Мне так хотелось, чтобы Юречке понравилась Москва, мой любимый на свете город. Он же тут часа два проторчал в аэропорту, на пересадке из Ташкента, но тогда и не представить себе, как ему плохо было.
Вряд ли Юречка тогда заценил Москву-красавицу.
Они, рассеянные, стояли в зале прилета, Юречка разглядывал себя в наполированном тысячами ботинок полу. Он выглядел куда более усталым, чем мама. Наверное, поэтому не среагировал, когда она бросилась ко мне.
— Вася! — сказала она и припечатала мое имя звонким поцелуем к моей щеке.
— Мама! — сказал я, радостный и удивленный, но все-таки ждущий подвоха.
— Как ты, родной мой? — спросила она.
— Я хорошо.
У мамы были по-детски распахнутые глаза, веснушки на носу потемнели, еще несколько зубов попрощались с ее ртом, но, в целом, выглядела она хорошо.
— А ты как?
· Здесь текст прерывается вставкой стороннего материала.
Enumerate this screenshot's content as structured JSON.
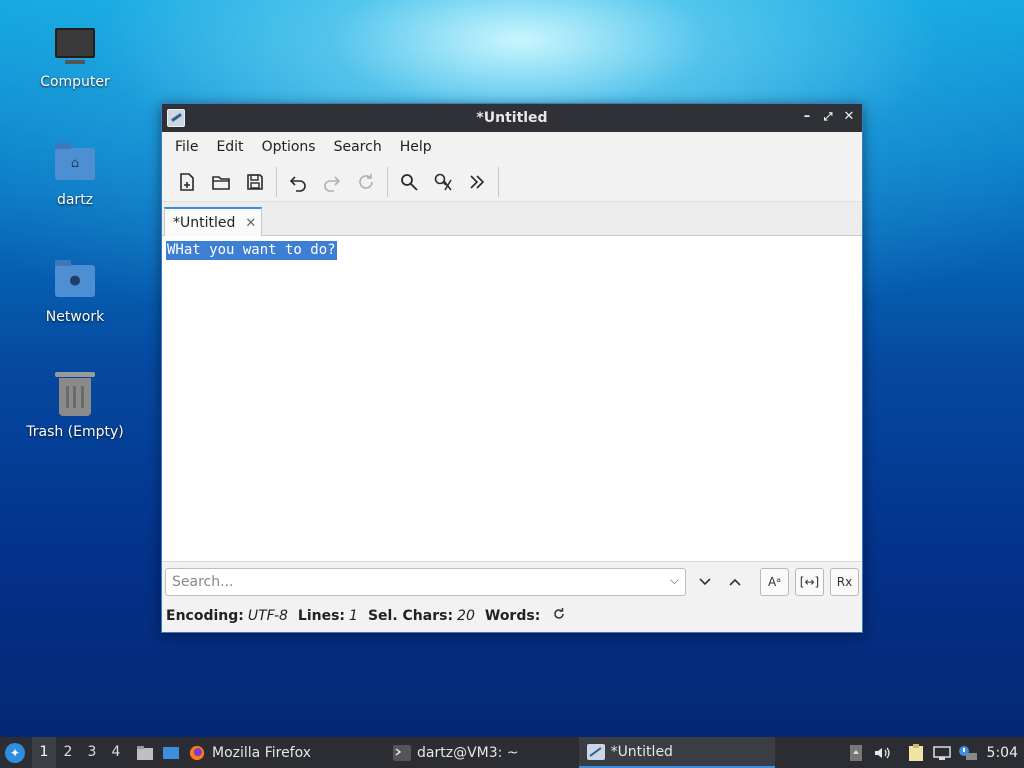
{
  "desktop": {
    "icons": [
      {
        "label": "Computer"
      },
      {
        "label": "dartz"
      },
      {
        "label": "Network"
      },
      {
        "label": "Trash (Empty)"
      }
    ]
  },
  "window": {
    "title": "*Untitled",
    "menu": [
      "File",
      "Edit",
      "Options",
      "Search",
      "Help"
    ],
    "tab": {
      "label": "*Untitled",
      "close": "✕"
    },
    "editor": {
      "text": "WHat you want to do?"
    },
    "search": {
      "placeholder": "Search..."
    },
    "search_options": {
      "case": "Aᵃ",
      "whole_word": "[↔]",
      "regex": "Rx"
    },
    "status": {
      "encoding_label": "Encoding:",
      "encoding_value": "UTF-8",
      "lines_label": "Lines:",
      "lines_value": "1",
      "selchars_label": "Sel. Chars:",
      "selchars_value": "20",
      "words_label": "Words:"
    }
  },
  "taskbar": {
    "workspaces": [
      "1",
      "2",
      "3",
      "4"
    ],
    "tasks": [
      {
        "label": "Mozilla Firefox"
      },
      {
        "label": "dartz@VM3: ~"
      },
      {
        "label": "*Untitled"
      }
    ],
    "clock": "5:04"
  },
  "colors": {
    "accent": "#3d8ee0",
    "selection": "#3d7fd3",
    "titlebar": "#2f3136"
  }
}
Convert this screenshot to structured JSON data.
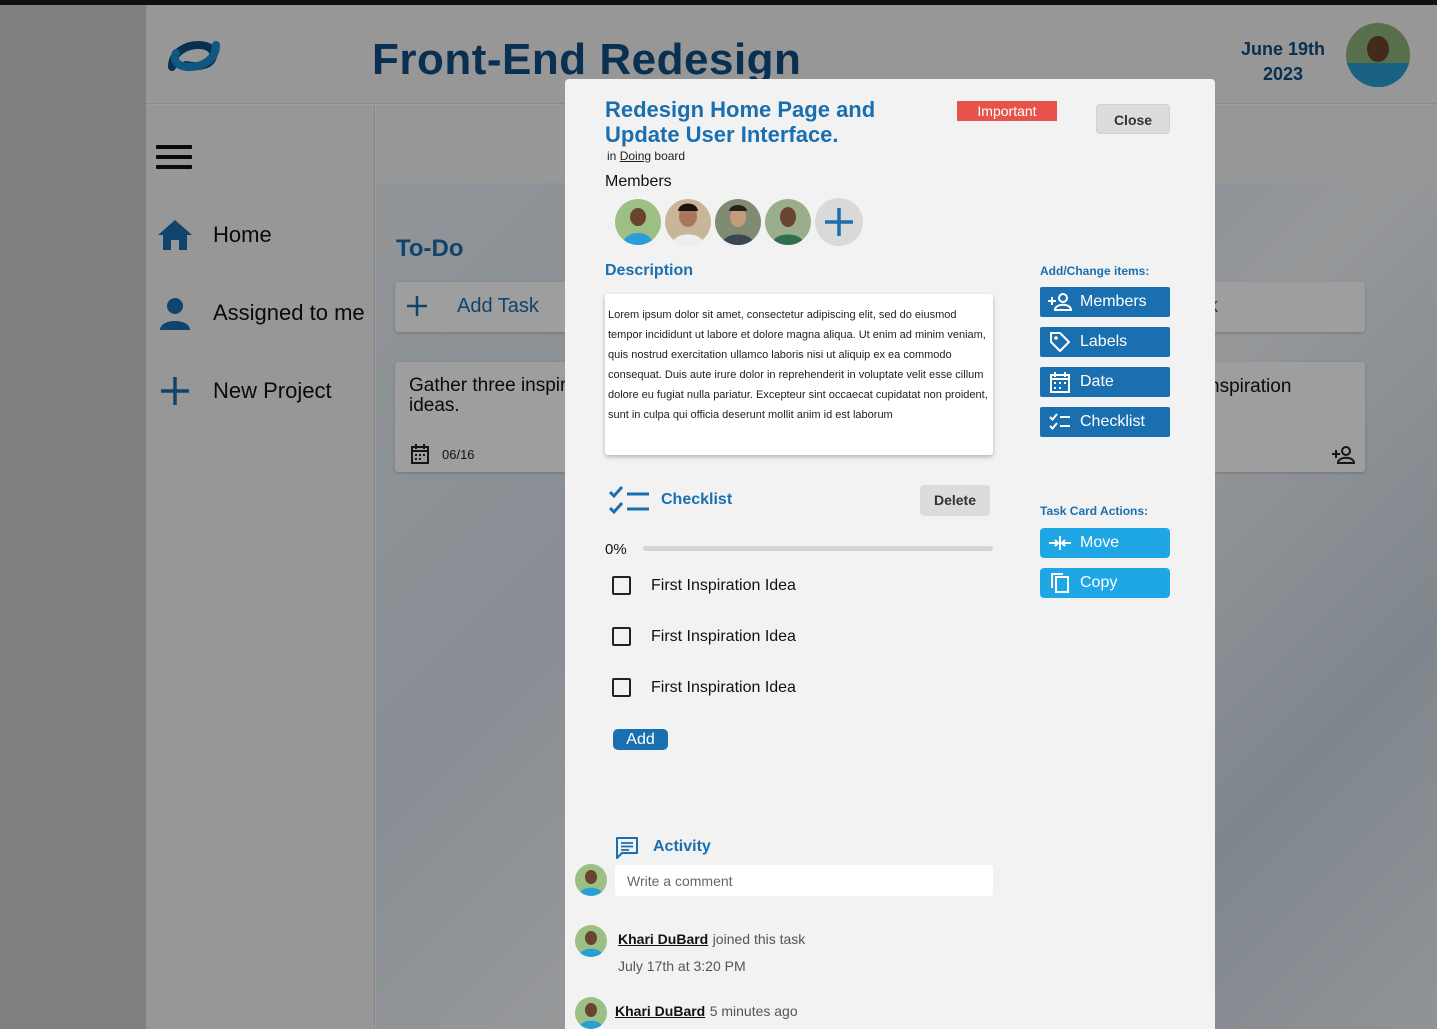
{
  "app": {
    "project_title": "Front-End Redesign",
    "date_line1": "June 19th",
    "date_line2": "2023"
  },
  "sidebar": {
    "items": [
      {
        "label": "Home",
        "icon": "home-icon"
      },
      {
        "label": "Assigned to me",
        "icon": "person-icon"
      },
      {
        "label": "New Project",
        "icon": "plus-icon"
      }
    ]
  },
  "board": {
    "column_title": "To-Do",
    "add_task_label": "Add Task",
    "card_text": "Gather three inspiration ideas.",
    "card_date": "06/16",
    "right_card_text": "nspiration",
    "right_add_task_fragment": "k"
  },
  "modal": {
    "title": "Redesign Home Page and Update User Interface.",
    "badge": "Important",
    "close_label": "Close",
    "board_prefix": "in",
    "board_name": "Doing",
    "board_suffix": "board",
    "members_label": "Members",
    "description_label": "Description",
    "description_text": "Lorem ipsum dolor sit amet, consectetur adipiscing elit, sed do eiusmod tempor incididunt ut labore et dolore magna aliqua. Ut enim ad minim veniam, quis nostrud exercitation ullamco laboris nisi ut aliquip ex ea commodo consequat. Duis aute irure dolor in reprehenderit in voluptate velit esse cillum dolore eu fugiat nulla pariatur. Excepteur sint occaecat cupidatat non proident, sunt in culpa qui officia deserunt mollit anim id est laborum",
    "add_change_label": "Add/Change items:",
    "add_change_buttons": [
      {
        "label": "Members",
        "icon": "add-person-icon"
      },
      {
        "label": "Labels",
        "icon": "tag-icon"
      },
      {
        "label": "Date",
        "icon": "calendar-icon"
      },
      {
        "label": "Checklist",
        "icon": "checklist-icon"
      }
    ],
    "task_actions_label": "Task Card Actions:",
    "task_actions": [
      {
        "label": "Move",
        "icon": "move-icon"
      },
      {
        "label": "Copy",
        "icon": "copy-icon"
      }
    ],
    "checklist": {
      "label": "Checklist",
      "delete_label": "Delete",
      "progress_text": "0%",
      "progress": 0,
      "items": [
        "First Inspiration Idea",
        "First Inspiration Idea",
        "First Inspiration Idea"
      ],
      "add_label": "Add"
    },
    "activity": {
      "label": "Activity",
      "comment_placeholder": "Write a comment",
      "entries": [
        {
          "name": "Khari DuBard",
          "text": "joined this task",
          "time": "July 17th at 3:20 PM"
        },
        {
          "name": "Khari DuBard",
          "text": "5 minutes ago"
        }
      ]
    }
  },
  "colors": {
    "brand_blue": "#1a6fb0",
    "navy": "#0f4d83",
    "light_blue": "#1ea7e4",
    "important_red": "#e5534b"
  }
}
Как долетела?
— Это ты как долетел? Мама так за тебя волнуется!
Раньше за моей мамочкой не замечалось как материнской нежности, так и привычки говорить о себе в третьем лице. Да и не летел я никуда, все наоборот было.
Мама снова поцеловала меня в щеку.
— Я вся исскучалась, Васенька! Совсем нас забыл!
Но я только смотрел на нее недоумением. Она нахмурилась:
— Что?
Тут подошел, наконец, Юречка.
— Она думает, что ты — дядя Вася.
Ну, я-то теперь дядя Вася, конечно, для Светы, во всяком случае, но все равно не тот дядя Вася, который маме нужен.
— Ну, еб твою мать, — сказал я. Мне очень хотелось скрыть смущение, скрыть то, что я, хоть на секунду, а все-таки обрадовался.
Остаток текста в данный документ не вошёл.